На следующий день Верлен не является к ужину. Он возвращается на улицу Николе только в полночь и, устроив новую сцену жене, объявляет, что больше не вернется и будет жить у матери в Батиньоле, на улице Леклюз. Вследствие всех этих событий Матильда слегла с сильным жаром. На семейном совете супруги Мотэ принимают решение оградить дочь от обезумевшего мужа. Отец уезжает вместе с ней в Перигё. Когда через четыре дня Верлен осмелился показаться на улице Николе, мадам Мотэ сообщила ему о болезни и отъезде дочери. Адрес она дать отказалась, но обещала передавать письма. Верлену пришлось вернуться на улицу Леклюз. Дни свои он проводит благопристойно — в обществе Стефани. Но вечером отправляется к другу на улицу Кампань-Премьер, где они вместе проводят "геркулесовы ночи" (выражение принадлежит Верлену).

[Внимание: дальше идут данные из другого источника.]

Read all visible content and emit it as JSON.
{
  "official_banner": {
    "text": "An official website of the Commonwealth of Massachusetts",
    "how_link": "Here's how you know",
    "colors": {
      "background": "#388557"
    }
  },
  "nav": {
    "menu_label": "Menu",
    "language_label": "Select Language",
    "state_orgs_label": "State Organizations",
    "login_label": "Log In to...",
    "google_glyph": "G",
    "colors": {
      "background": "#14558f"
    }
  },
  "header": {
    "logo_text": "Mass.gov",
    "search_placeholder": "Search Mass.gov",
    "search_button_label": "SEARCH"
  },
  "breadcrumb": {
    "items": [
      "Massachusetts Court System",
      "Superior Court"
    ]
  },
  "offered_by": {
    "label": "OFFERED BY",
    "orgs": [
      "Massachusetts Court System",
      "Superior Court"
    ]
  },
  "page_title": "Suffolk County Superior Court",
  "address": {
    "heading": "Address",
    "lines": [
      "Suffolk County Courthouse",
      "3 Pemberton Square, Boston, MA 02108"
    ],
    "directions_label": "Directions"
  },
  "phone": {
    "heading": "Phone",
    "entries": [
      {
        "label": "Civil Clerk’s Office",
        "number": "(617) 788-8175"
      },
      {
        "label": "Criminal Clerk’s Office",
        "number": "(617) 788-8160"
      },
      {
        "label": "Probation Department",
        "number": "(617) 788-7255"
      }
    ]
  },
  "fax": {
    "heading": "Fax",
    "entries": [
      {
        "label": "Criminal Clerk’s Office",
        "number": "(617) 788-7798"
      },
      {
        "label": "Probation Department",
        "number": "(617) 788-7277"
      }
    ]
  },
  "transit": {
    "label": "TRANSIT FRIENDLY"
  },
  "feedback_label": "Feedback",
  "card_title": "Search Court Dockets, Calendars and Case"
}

Тем не менее, Верлен предается угрызениям совести и с горечью вспоминает разрушенный семейный очаг. Его письма к Матильде заполнены мольбами о прощении. Именно в феврале 1872 года начинаются "метания" Верлена между двумя полюсами: "маленьким дружочком" (чей рост достиг метра и восьмидесяти сантиметров"!) и "любезной женушкой", красоту которой он не может забыть. Матильда, между тем, поставила условие для примирения — Рембо должен покинуть Париж. В "Исповеди" Верлен писал, что его жена "сразу же прониклась к Рембо совершенно не оправданной ревностью, усиленной самыми гнусными подозрениями…" Матильда в своих мемуарах уверяет, что никогда не ревновала мужа к Рембо, поскольку никак не могла бы обвинить его в пороке, о котором в те годы не имела никакого представления — даже не знала, что такой существует.